Pregnant women appear to be at an increased risk for hemorrhage.

Investigations

Ultrasound reflects from fat, hence it has a characteristic bright echo pattern. This does not cast an acoustic shadow beyond, helping to distinguish an AML from a calculus. CT shows fatty tumor as low-density (Hounsfield units <10) in 86% of AMLs. If the proportion of fat is low, a definite diagnosis cannot be made.

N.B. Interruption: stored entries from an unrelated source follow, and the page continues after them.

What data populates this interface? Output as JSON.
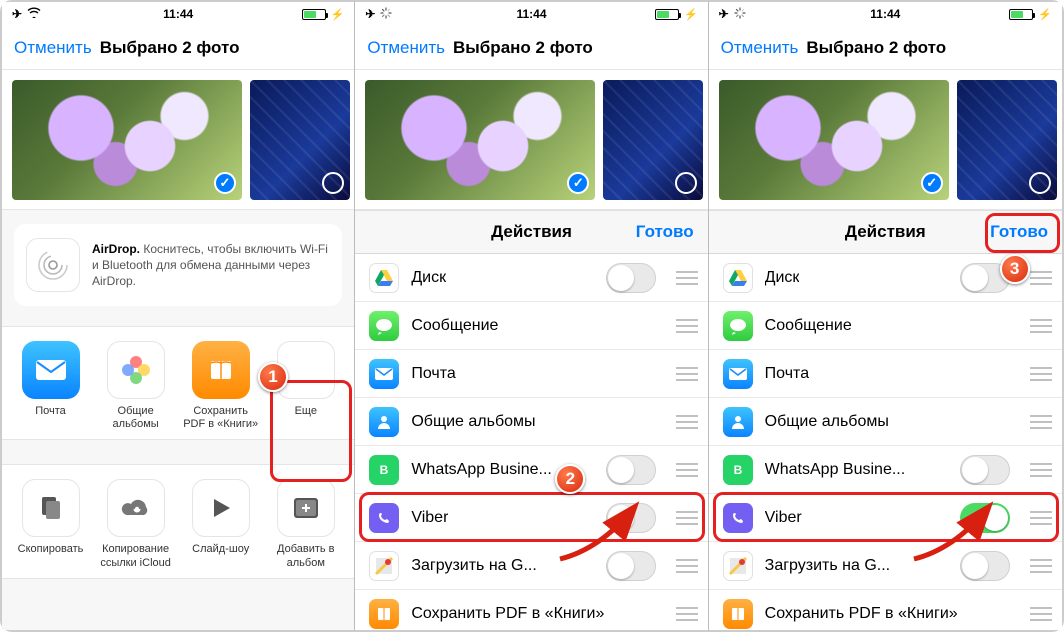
{
  "statusbar": {
    "time": "11:44"
  },
  "nav": {
    "cancel": "Отменить",
    "title": "Выбрано 2 фото"
  },
  "panel1": {
    "airdrop": {
      "title": "AirDrop.",
      "text": "Коснитесь, чтобы включить Wi-Fi и Bluetooth для обмена данными через AirDrop."
    },
    "apps": [
      {
        "label": "Почта"
      },
      {
        "label": "Общие альбомы"
      },
      {
        "label": "Сохранить PDF в «Книги»"
      },
      {
        "label": "Еще"
      }
    ],
    "actions": [
      {
        "label": "Скопировать"
      },
      {
        "label": "Копирование ссылки iCloud"
      },
      {
        "label": "Слайд-шоу"
      },
      {
        "label": "Добавить в альбом"
      }
    ]
  },
  "actionsView": {
    "title": "Действия",
    "done": "Готово",
    "items": [
      {
        "label": "Диск"
      },
      {
        "label": "Сообщение"
      },
      {
        "label": "Почта"
      },
      {
        "label": "Общие альбомы"
      },
      {
        "label": "WhatsApp Busine..."
      },
      {
        "label": "Viber"
      },
      {
        "label": "Загрузить на G..."
      },
      {
        "label": "Сохранить PDF в «Книги»"
      }
    ]
  },
  "badges": {
    "one": "1",
    "two": "2",
    "three": "3"
  }
}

Measurement of the diameter is relevant to treatment. On MRI, adipose tissue has high signal intensity on T1-weighted images and lower on T2-weighted images

Treatment

In studies, 52–82% of patients with AML >4 cm are symptomatic compared with only 23% with smaller tumors. Therefore, asymptomatic AMLs can be followed with serial ultrasound if <4 cm, while those bleeding or >4 cm should be treated surgically or by embolization.

Emergency nephrectomy or selective renal artery embolization may be life saving. In patients with TS, in whom multiple bilateral lesions are present, conservative treatment should be attempted.